Alun Wyn Jones will set a new world record of 149 Test match appearances in Saturday’s Guinness Six Nations game against Scotland.
Here, the PA news agency reflects on a memorable career in the red shirts of Wales and the British and Irish Lions.
Where it all started
Jones’ international career began 7,500 miles from Wales at the sporting outpost of Estadio Raul Conti in Puerto Madryn, Patagonia, 14 years ago. Selected by new Wales coach Gareth Jenkins alongside James Hook, Richard Hibbard and Ian Evans among four debutants in the match-day 23 against first Test opponents Argentina that June afternoon, 20-year-old Jones started as blindside flanker, joining back-row colleagues Gavin Thomas and Alix Popham, who were both sin-binned. Wales suffered a 27-25 defeat after matching the Pumas 3-3 on tries, but Jones was off and running at the highest level, and the rest is history.
Wonderful Wales career
Jones has enjoyed a stellar spell in Wales colours, making 139 appearances for his country that included setting a new national cap record when he overtook former prop Gethin Jenkins during last year’s World Cup.

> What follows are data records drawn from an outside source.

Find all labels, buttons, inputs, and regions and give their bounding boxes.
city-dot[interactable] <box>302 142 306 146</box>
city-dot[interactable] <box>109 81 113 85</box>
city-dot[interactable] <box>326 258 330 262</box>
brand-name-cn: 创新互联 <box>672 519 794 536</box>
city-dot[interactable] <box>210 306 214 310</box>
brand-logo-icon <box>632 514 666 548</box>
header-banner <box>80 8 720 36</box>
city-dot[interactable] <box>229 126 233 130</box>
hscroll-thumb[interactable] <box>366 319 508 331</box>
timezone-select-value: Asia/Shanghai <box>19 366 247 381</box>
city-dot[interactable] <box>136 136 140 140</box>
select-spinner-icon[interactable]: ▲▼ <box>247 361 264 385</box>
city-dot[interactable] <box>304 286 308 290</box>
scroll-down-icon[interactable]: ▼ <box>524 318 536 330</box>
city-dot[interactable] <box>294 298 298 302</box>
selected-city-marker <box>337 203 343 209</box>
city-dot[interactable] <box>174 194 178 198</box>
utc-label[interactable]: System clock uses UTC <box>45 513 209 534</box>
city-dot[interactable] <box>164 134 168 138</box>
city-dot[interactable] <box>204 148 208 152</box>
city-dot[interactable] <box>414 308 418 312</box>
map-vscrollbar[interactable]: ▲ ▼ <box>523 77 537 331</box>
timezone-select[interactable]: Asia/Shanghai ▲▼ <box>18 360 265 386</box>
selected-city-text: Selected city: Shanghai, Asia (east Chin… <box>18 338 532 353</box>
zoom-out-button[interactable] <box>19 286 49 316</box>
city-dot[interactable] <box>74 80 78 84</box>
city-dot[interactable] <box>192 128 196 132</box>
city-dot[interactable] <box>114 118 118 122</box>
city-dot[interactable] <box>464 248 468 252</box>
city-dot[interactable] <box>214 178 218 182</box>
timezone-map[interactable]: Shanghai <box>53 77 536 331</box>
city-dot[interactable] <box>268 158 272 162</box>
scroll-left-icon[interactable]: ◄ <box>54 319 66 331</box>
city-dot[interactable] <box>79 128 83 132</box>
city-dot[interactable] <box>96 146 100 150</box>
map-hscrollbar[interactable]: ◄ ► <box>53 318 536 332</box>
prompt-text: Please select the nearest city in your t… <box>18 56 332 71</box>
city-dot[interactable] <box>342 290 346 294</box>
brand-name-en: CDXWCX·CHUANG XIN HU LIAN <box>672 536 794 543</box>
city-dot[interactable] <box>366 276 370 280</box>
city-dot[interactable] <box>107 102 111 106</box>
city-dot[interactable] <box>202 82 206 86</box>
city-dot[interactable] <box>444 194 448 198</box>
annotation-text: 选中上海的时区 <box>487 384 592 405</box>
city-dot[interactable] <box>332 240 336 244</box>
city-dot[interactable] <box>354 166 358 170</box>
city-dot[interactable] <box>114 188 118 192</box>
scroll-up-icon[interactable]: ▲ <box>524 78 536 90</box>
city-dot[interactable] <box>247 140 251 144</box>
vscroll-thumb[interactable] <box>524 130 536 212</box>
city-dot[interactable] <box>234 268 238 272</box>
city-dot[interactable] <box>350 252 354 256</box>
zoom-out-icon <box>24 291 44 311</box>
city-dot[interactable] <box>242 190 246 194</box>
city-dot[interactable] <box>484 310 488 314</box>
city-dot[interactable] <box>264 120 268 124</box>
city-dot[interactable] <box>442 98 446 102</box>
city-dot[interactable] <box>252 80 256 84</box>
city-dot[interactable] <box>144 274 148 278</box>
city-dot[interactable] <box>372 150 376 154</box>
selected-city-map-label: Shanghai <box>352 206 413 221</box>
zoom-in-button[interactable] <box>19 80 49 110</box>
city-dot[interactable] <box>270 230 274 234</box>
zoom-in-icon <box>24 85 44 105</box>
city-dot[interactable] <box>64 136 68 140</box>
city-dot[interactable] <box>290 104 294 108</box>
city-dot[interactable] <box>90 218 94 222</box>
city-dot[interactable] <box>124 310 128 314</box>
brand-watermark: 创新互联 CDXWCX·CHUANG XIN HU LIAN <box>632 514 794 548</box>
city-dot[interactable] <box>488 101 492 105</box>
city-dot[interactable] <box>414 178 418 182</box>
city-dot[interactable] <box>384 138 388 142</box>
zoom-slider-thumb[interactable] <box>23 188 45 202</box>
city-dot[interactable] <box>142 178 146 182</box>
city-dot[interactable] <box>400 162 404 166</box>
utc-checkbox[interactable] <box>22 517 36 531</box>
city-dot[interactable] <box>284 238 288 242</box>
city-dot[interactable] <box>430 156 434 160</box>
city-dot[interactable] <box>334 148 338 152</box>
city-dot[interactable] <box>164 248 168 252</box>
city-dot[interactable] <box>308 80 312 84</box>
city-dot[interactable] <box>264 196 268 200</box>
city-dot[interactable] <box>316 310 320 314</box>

He has been part of four Six Nations title-winning campaigns and three Grand Slams, played in four World Cup tournaments and helped Wales reach two World Cup semi-finals. He was Six Nations player of the tournament last year, and only Sam Warburton has captained Wales more times than Jones. Above all, though, his unrelenting quality of performance make him arguably Wales’ greatest player.
Jones’ World Cup story
In the early stages of Jones’ Test career, Wales were inconsistent performers. No greater an illustration of this came at the 2007 World Cup, where a dramatic pool stage defeat against Fiji in Nantes meant an early exit and coach Gareth Jenkins losing his job. Warren Gatland’s appointment as Jenkins’ successor in early 2008, though, kick-started a spectacular change of fortunes, with players like Jones, Warburton, Mike Phillips and Taulupe Faletau to the fore. Wales reached the 2011 World Cup semi-finals before having Warburton sent off and losing by a point to France, were quarter-finalists four years later and then semi-finalists again in Japan 12 months ago. Jones has made more World Cup appearances – 21 – than any other Welshman, and proved a driving force on the global stage.
Jones has roared with the British and Irish Lions
Jones has played more Tests for the British and Irish Lions than any other current player. His total of nine comes from being an ever-present in the Lions’ last three Test series – South Africa (2009), Australia (2013) and New Zealand (2017). He is equal-eighth on the Lions’ all-time Test appearance list with Syd Millar and Andy Irvine, and one behind Sir Gareth Edwards. Jones will be approaching his 36th birthday when the Lions tour South Africa next summer, but his credentials mean he is among the captaincy candidates head coach Warren Gatland will surely consider. Jones skippered the Lions to a Test series-clinching win against Australia in 2013 when tour captain Sam Warburton was injured.
Where will it all finish?
Given Jones’ fitness levels and his relative lack of injuries, it would be no surprise to see him being part of the 2021 Lions tour and maybe continuing his Wales odyssey beyond that. Jones will be 38 when the 2023 World Cup takes centre-stage in France, yet given careful continued game-load management by his regional team the Ospreys, a fifth appearance on rugby union’s global stage cannot be discounted. Jones’ drive and desire is unquestioned, and there appears no sign of him slowing down yet. Jones, and only Jones, will know when the time is right to call time on a truly spectacular career.